Autocorrelation functions

The MSM can also be validated against the autocorrelation function (ACF) of the eigenmodes. If the simulation data is projected in the eigenmodes, then the ACF for mode $n$ should decay with a timescale equal to $-1/\lambda_n$. In this case there is only one mode to reproduce.



In [16]:

    
msm_alaTB.msms[2].do_trans(evecs=True)
acf = msm_alaTB.msms[2].acf_mode()
time = np.arange(len(acf[1]))*msm_alaTB.data[0].dt

fig, ax = plt.subplots()
ax.plot(time, acf[1], 'o')
ax.plot(time,np.exp(-time*1./msm_alaTB.msms[2].tauT[0]))

ax.set_xlim(0,200)
ax.set_ylim(0,1)

ax.set_xlabel('Time [ps]')
ax.set_ylabel('C$_{11}$(t)')









    Out[16]:





Text(0, 0.5, 'C$_{11}$(t)')

Calculation of the rate matrix

From the transition matrix we can calculate the rate matrix. One possibility is to use an approximate method based simply on a Taylor expansion (De Sancho, Mittal and Best, JCTC, 2013). We can check whether our approximate method gives a good result. We use short times since we have checked that short times are sufficient in this case for obtaining converged relaxation times.



In [17]:

    
fig, ax = plt.subplots(1,2, figsize=(7.5,3.5))
for i in [1, 2, 5, 7, 10, 20]:
    msm_alaTB.msms[i].do_rate()
    ax[0].errorbar(msm_alaTB.msms[i].tauT, msm_alaTB.msms[i].tauK, fmt='o', xerr=msm_alaTB.msms[i].tau_std, markersize=10, label=str(i))
    ax[1].errorbar(msm_alaTB.msms[i].peqT, msm_alaTB.msms[i].peqK, fmt='o', xerr=msm_alaTB.msms[i].peq_std, markersize=10, label=str(i))

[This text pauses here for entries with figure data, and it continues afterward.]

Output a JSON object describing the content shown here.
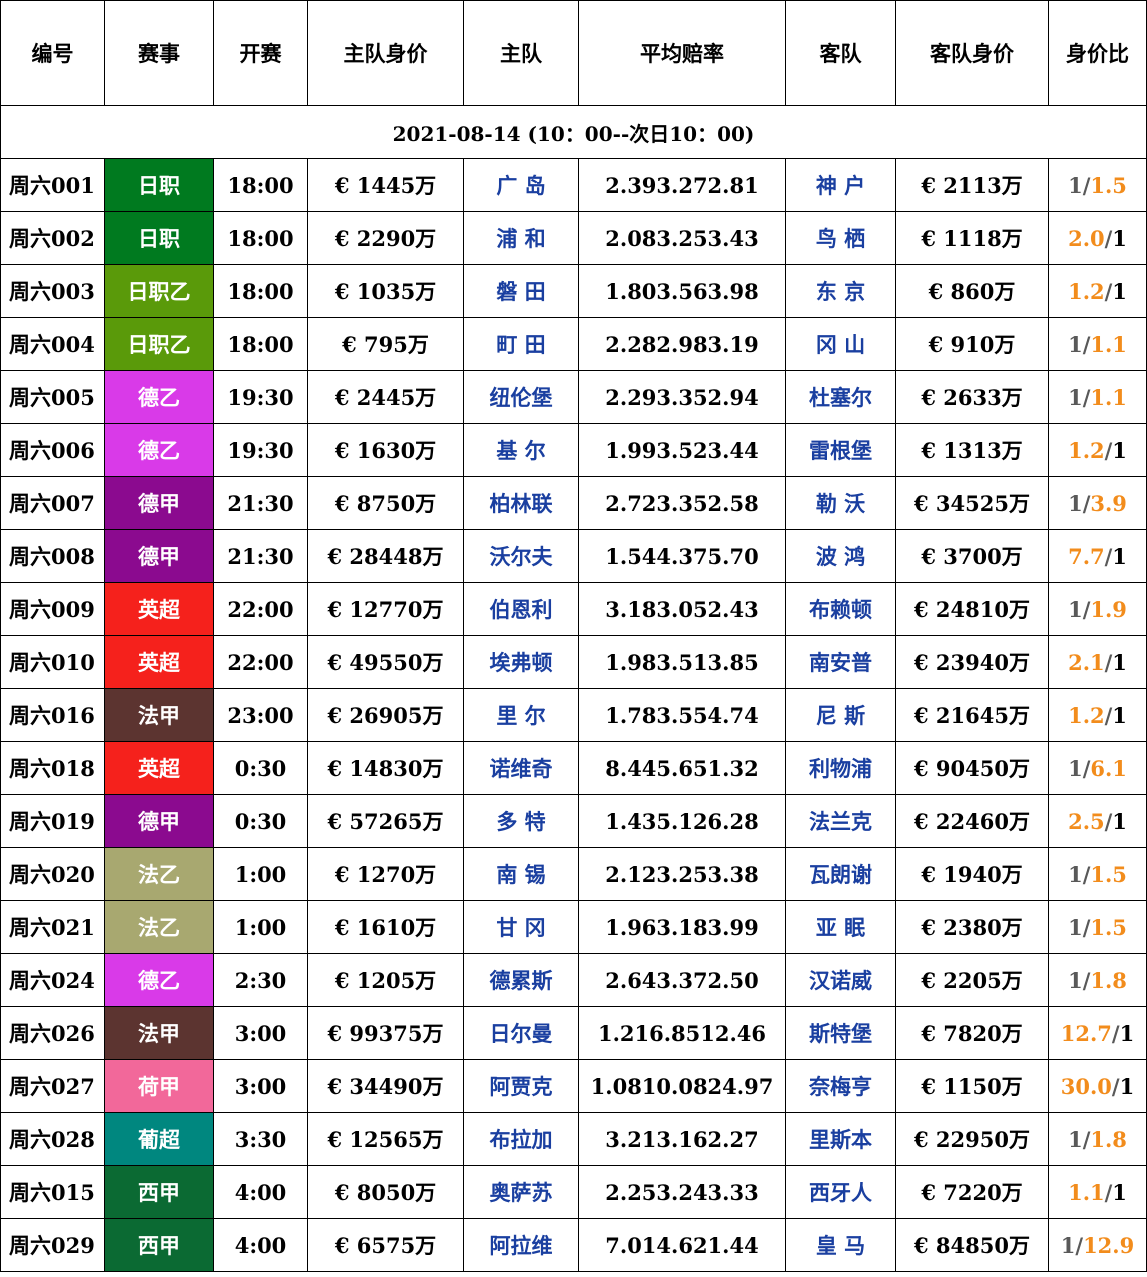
{
  "table": {
    "headers": [
      "编号",
      "赛事",
      "开赛",
      "主队身价",
      "主队",
      "平均赔率",
      "客队",
      "客队身价",
      "身价比"
    ],
    "date_label": "2021-08-14 (10：00--次日10：00)",
    "league_colors": {
      "日职": "#007a1f",
      "日职乙": "#5a9a0a",
      "德乙": "#d93ae8",
      "德甲": "#8b0a8f",
      "英超": "#f5211c",
      "法甲": "#5c3430",
      "法乙": "#a8a870",
      "荷甲": "#f2689a",
      "葡超": "#00877f",
      "西甲": "#0b6a33"
    },
    "rows": [
      {
        "id": "周六001",
        "league": "日职",
        "time": "18:00",
        "home_value": "€ 1445万",
        "home": "广 岛",
        "odds": "2.393.272.81",
        "away": "神 户",
        "away_value": "€ 2113万",
        "ratio_left": "1",
        "ratio_right": "1.5",
        "ratio_high": "right"
      },
      {
        "id": "周六002",
        "league": "日职",
        "time": "18:00",
        "home_value": "€ 2290万",
        "home": "浦 和",
        "odds": "2.083.253.43",
        "away": "鸟 栖",
        "away_value": "€ 1118万",
        "ratio_left": "2.0",
        "ratio_right": "1",
        "ratio_high": "left"
      },
      {
        "id": "周六003",
        "league": "日职乙",
        "time": "18:00",
        "home_value": "€ 1035万",
        "home": "磐 田",
        "odds": "1.803.563.98",
        "away": "东 京",
        "away_value": "€ 860万",
        "ratio_left": "1.2",
        "ratio_right": "1",
        "ratio_high": "left"
      },
      {
        "id": "周六004",
        "league": "日职乙",
        "time": "18:00",
        "home_value": "€ 795万",
        "home": "町 田",
        "odds": "2.282.983.19",
        "away": "冈 山",
        "away_value": "€ 910万",
        "ratio_left": "1",
        "ratio_right": "1.1",
        "ratio_high": "right"
      },
      {
        "id": "周六005",
        "league": "德乙",
        "time": "19:30",
        "home_value": "€ 2445万",
        "home": "纽伦堡",
        "odds": "2.293.352.94",
        "away": "杜塞尔",
        "away_value": "€ 2633万",
        "ratio_left": "1",
        "ratio_right": "1.1",
        "ratio_high": "right"
      },
      {
        "id": "周六006",
        "league": "德乙",
        "time": "19:30",
        "home_value": "€ 1630万",
        "home": "基 尔",
        "odds": "1.993.523.44",
        "away": "雷根堡",
        "away_value": "€ 1313万",
        "ratio_left": "1.2",
        "ratio_right": "1",
        "ratio_high": "left"
      },
      {
        "id": "周六007",
        "league": "德甲",
        "time": "21:30",
        "home_value": "€ 8750万",
        "home": "柏林联",
        "odds": "2.723.352.58",
        "away": "勒 沃",
        "away_value": "€ 34525万",
        "ratio_left": "1",
        "ratio_right": "3.9",
        "ratio_high": "right"
      },
      {
        "id": "周六008",
        "league": "德甲",
        "time": "21:30",
        "home_value": "€ 28448万",
        "home": "沃尔夫",
        "odds": "1.544.375.70",
        "away": "波 鸿",
        "away_value": "€ 3700万",
        "ratio_left": "7.7",
        "ratio_right": "1",
        "ratio_high": "left"
      },
      {
        "id": "周六009",
        "league": "英超",
        "time": "22:00",
        "home_value": "€ 12770万",
        "home": "伯恩利",
        "odds": "3.183.052.43",
        "away": "布赖顿",
        "away_value": "€ 24810万",
        "ratio_left": "1",
        "ratio_right": "1.9",
        "ratio_high": "right"
      },
      {
        "id": "周六010",
        "league": "英超",
        "time": "22:00",
        "home_value": "€ 49550万",
        "home": "埃弗顿",
        "odds": "1.983.513.85",
        "away": "南安普",
        "away_value": "€ 23940万",
        "ratio_left": "2.1",
        "ratio_right": "1",
        "ratio_high": "left"
      },
      {
        "id": "周六016",
        "league": "法甲",
        "time": "23:00",
        "home_value": "€ 26905万",
        "home": "里 尔",
        "odds": "1.783.554.74",
        "away": "尼 斯",
        "away_value": "€ 21645万",
        "ratio_left": "1.2",
        "ratio_right": "1",
        "ratio_high": "left"
      },
      {
        "id": "周六018",
        "league": "英超",
        "time": "0:30",
        "home_value": "€ 14830万",
        "home": "诺维奇",
        "odds": "8.445.651.32",
        "away": "利物浦",
        "away_value": "€ 90450万",
        "ratio_left": "1",
        "ratio_right": "6.1",
        "ratio_high": "right"
      },
      {
        "id": "周六019",
        "league": "德甲",
        "time": "0:30",
        "home_value": "€ 57265万",
        "home": "多 特",
        "odds": "1.435.126.28",
        "away": "法兰克",
        "away_value": "€ 22460万",
        "ratio_left": "2.5",
        "ratio_right": "1",
        "ratio_high": "left"
      },
      {
        "id": "周六020",
        "league": "法乙",
        "time": "1:00",
        "home_value": "€ 1270万",
        "home": "南 锡",
        "odds": "2.123.253.38",
        "away": "瓦朗谢",
        "away_value": "€ 1940万",
        "ratio_left": "1",
        "ratio_right": "1.5",
        "ratio_high": "right"
      },
      {
        "id": "周六021",
        "league": "法乙",
        "time": "1:00",
        "home_value": "€ 1610万",
        "home": "甘 冈",
        "odds": "1.963.183.99",
        "away": "亚 眠",
        "away_value": "€ 2380万",
        "ratio_left": "1",
        "ratio_right": "1.5",
        "ratio_high": "right"
      },
      {
        "id": "周六024",
        "league": "德乙",
        "time": "2:30",
        "home_value": "€ 1205万",
        "home": "德累斯",
        "odds": "2.643.372.50",
        "away": "汉诺威",
        "away_value": "€ 2205万",
        "ratio_left": "1",
        "ratio_right": "1.8",
        "ratio_high": "right"
      },
      {
        "id": "周六026",
        "league": "法甲",
        "time": "3:00",
        "home_value": "€ 99375万",
        "home": "日尔曼",
        "odds": "1.216.8512.46",
        "away": "斯特堡",
        "away_value": "€ 7820万",
        "ratio_left": "12.7",
        "ratio_right": "1",
        "ratio_high": "left"
      },
      {
        "id": "周六027",
        "league": "荷甲",
        "time": "3:00",
        "home_value": "€ 34490万",
        "home": "阿贾克",
        "odds": "1.0810.0824.97",
        "away": "奈梅亨",
        "away_value": "€ 1150万",
        "ratio_left": "30.0",
        "ratio_right": "1",
        "ratio_high": "left"
      },
      {
        "id": "周六028",
        "league": "葡超",
        "time": "3:30",
        "home_value": "€ 12565万",
        "home": "布拉加",
        "odds": "3.213.162.27",
        "away": "里斯本",
        "away_value": "€ 22950万",
        "ratio_left": "1",
        "ratio_right": "1.8",
        "ratio_high": "right"
      },
      {
        "id": "周六015",
        "league": "西甲",
        "time": "4:00",
        "home_value": "€ 8050万",
        "home": "奥萨苏",
        "odds": "2.253.243.33",
        "away": "西牙人",
        "away_value": "€ 7220万",
        "ratio_left": "1.1",
        "ratio_right": "1",
        "ratio_high": "left"
      },
      {
        "id": "周六029",
        "league": "西甲",
        "time": "4:00",
        "home_value": "€ 6575万",
        "home": "阿拉维",
        "odds": "7.014.621.44",
        "away": "皇 马",
        "away_value": "€ 84850万",
        "ratio_left": "1",
        "ratio_right": "12.9",
        "ratio_high": "right"
      }
    ]
  }
}
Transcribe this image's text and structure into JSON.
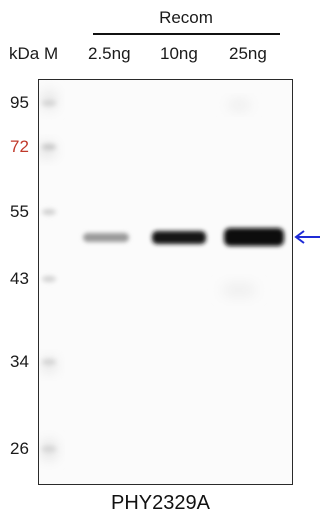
{
  "header": {
    "group_label": "Recom",
    "unit_label": "kDa M",
    "lanes": [
      "2.5ng",
      "10ng",
      "25ng"
    ]
  },
  "markers": [
    {
      "label": "95",
      "color": "#1a1a1a"
    },
    {
      "label": "72",
      "color": "#c0392b"
    },
    {
      "label": "55",
      "color": "#1a1a1a"
    },
    {
      "label": "43",
      "color": "#1a1a1a"
    },
    {
      "label": "34",
      "color": "#1a1a1a"
    },
    {
      "label": "26",
      "color": "#1a1a1a"
    }
  ],
  "arrow": {
    "color": "#1f2bd6"
  },
  "caption": "PHY2329A"
}
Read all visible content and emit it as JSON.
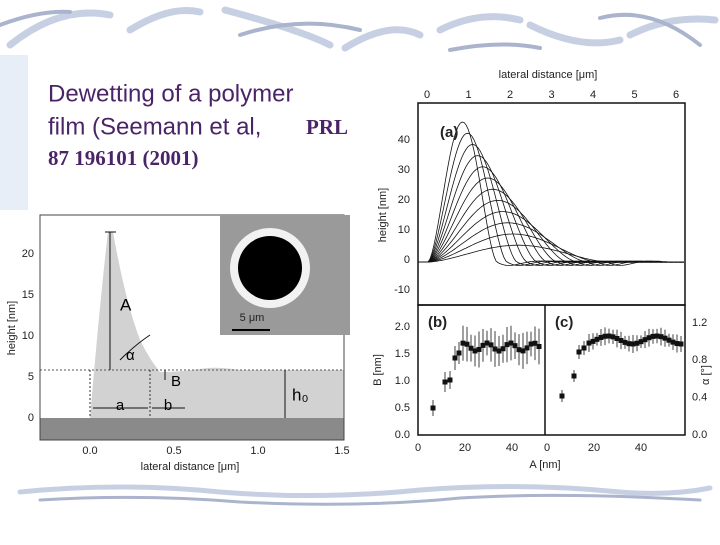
{
  "title": {
    "line1": "Dewetting of a polymer",
    "line2": "film (Seemann et al,",
    "line2_ref": "PRL",
    "line3": "87 196101 (2001)"
  },
  "figure_left": {
    "x_label": "lateral distance [μm]",
    "y_label": "height [nm]",
    "x_ticks": [
      "0.0",
      "0.5",
      "1.0",
      "1.5"
    ],
    "y_ticks": [
      "0",
      "5",
      "10",
      "15",
      "20"
    ],
    "inset_scale": "5 μm",
    "annotations": {
      "A": "A",
      "alpha": "α",
      "B": "B",
      "a": "a",
      "b": "b",
      "h0": "h₀"
    }
  },
  "figure_right": {
    "top_x_label": "lateral distance [μm]",
    "top_x_ticks": [
      "0",
      "1",
      "2",
      "3",
      "4",
      "5",
      "6"
    ],
    "panel_a": "(a)",
    "a_y_label": "height [nm]",
    "a_y_ticks": [
      "40",
      "30",
      "20",
      "10",
      "0",
      "-10"
    ],
    "panel_b": "(b)",
    "panel_c": "(c)",
    "b_y_label": "B [nm]",
    "b_y_ticks": [
      "2.0",
      "1.5",
      "1.0",
      "0.5",
      "0.0"
    ],
    "c_y_label": "α [°]",
    "c_y_ticks": [
      "1.2",
      "0.8",
      "0.4",
      "0.0"
    ],
    "bottom_x_label": "A [nm]",
    "b_x_ticks": [
      "0",
      "20",
      "40"
    ],
    "c_x_ticks": [
      "0",
      "20",
      "40"
    ]
  }
}
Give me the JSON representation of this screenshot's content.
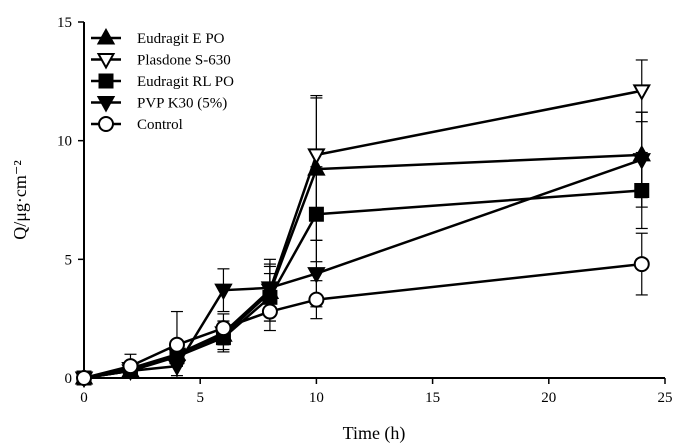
{
  "chart_data": {
    "type": "line",
    "title": "",
    "xlabel": "Time (h)",
    "ylabel": "Q/μg·cm⁻²",
    "xlim": [
      0,
      25
    ],
    "ylim": [
      0,
      15
    ],
    "xticks": [
      "0",
      "5",
      "10",
      "15",
      "20",
      "25"
    ],
    "yticks": [
      "0",
      "5",
      "10",
      "15"
    ],
    "grid": false,
    "legend_position": "top-left",
    "x": [
      0,
      2,
      4,
      6,
      8,
      10,
      24
    ],
    "series": [
      {
        "name": "Eudragit E PO",
        "marker": "triangle-up-filled",
        "values": [
          0,
          0.3,
          1.0,
          1.8,
          3.6,
          8.8,
          9.4
        ],
        "errors": [
          0,
          0.3,
          0.5,
          0.6,
          1.2,
          3.0,
          1.8
        ]
      },
      {
        "name": "Plasdone S-630",
        "marker": "triangle-down-open",
        "values": [
          0,
          0.4,
          1.0,
          1.9,
          3.7,
          9.4,
          12.1
        ],
        "errors": [
          0,
          0.3,
          0.4,
          0.5,
          1.0,
          2.5,
          1.3
        ]
      },
      {
        "name": "Eudragit RL PO",
        "marker": "square-filled",
        "values": [
          0,
          0.3,
          0.9,
          1.7,
          3.4,
          6.9,
          7.9
        ],
        "errors": [
          0,
          0.2,
          0.4,
          0.6,
          1.0,
          2.0,
          1.6
        ]
      },
      {
        "name": "PVP K30 (5%)",
        "marker": "triangle-down-filled",
        "values": [
          0,
          0.3,
          0.5,
          3.7,
          3.8,
          4.4,
          9.2
        ],
        "errors": [
          0,
          0.2,
          0.4,
          0.9,
          1.2,
          1.4,
          2.0
        ]
      },
      {
        "name": "Control",
        "marker": "circle-open",
        "values": [
          0,
          0.5,
          1.4,
          2.1,
          2.8,
          3.3,
          4.8
        ],
        "errors": [
          0,
          0.5,
          1.4,
          0.6,
          0.8,
          0.8,
          1.3
        ]
      }
    ]
  }
}
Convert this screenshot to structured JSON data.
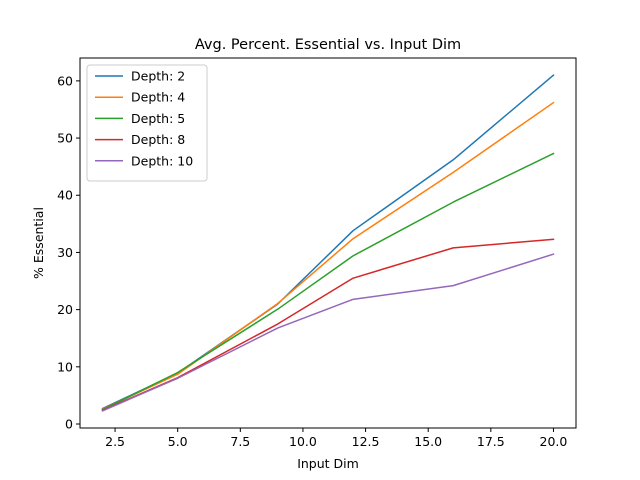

ax[0].plot([0,100],[0,100],'--', color='lightgray')
ax[0].set_xlabel(r'$\tau_T$ [ps]', fontsize=20)
ax[0].set_ylabel(r'$\tau_K$ [ps]', fontsize=20)
ax[0].set_xlim(0,60)
ax[0].set_ylim(0,60)

ax[1].plot([0.1,1],[0.1,1],'--', color='lightgray')
ax[1].set_xlabel(r'$p_T$', fontsize=20)
ax[1].set_ylabel(r'$p_K$', fontsize=20)
ax[1].set_xlim(0.2,0.8)
ax[1].set_ylim(0.2,0.8)

ax[0].legend(fontsize=9, bbox_to_anchor=(1.0, 0.65))
plt.tight_layout(pad=0.4, w_pad=3)

The method produces acceptable solutions for short lag times (up to 5-10 ps) although the result rapidly diverges from the transition matrix relaxation time at long lag times. Equilibrium probabilities are recovered correctly at all lag times from the rate matrices.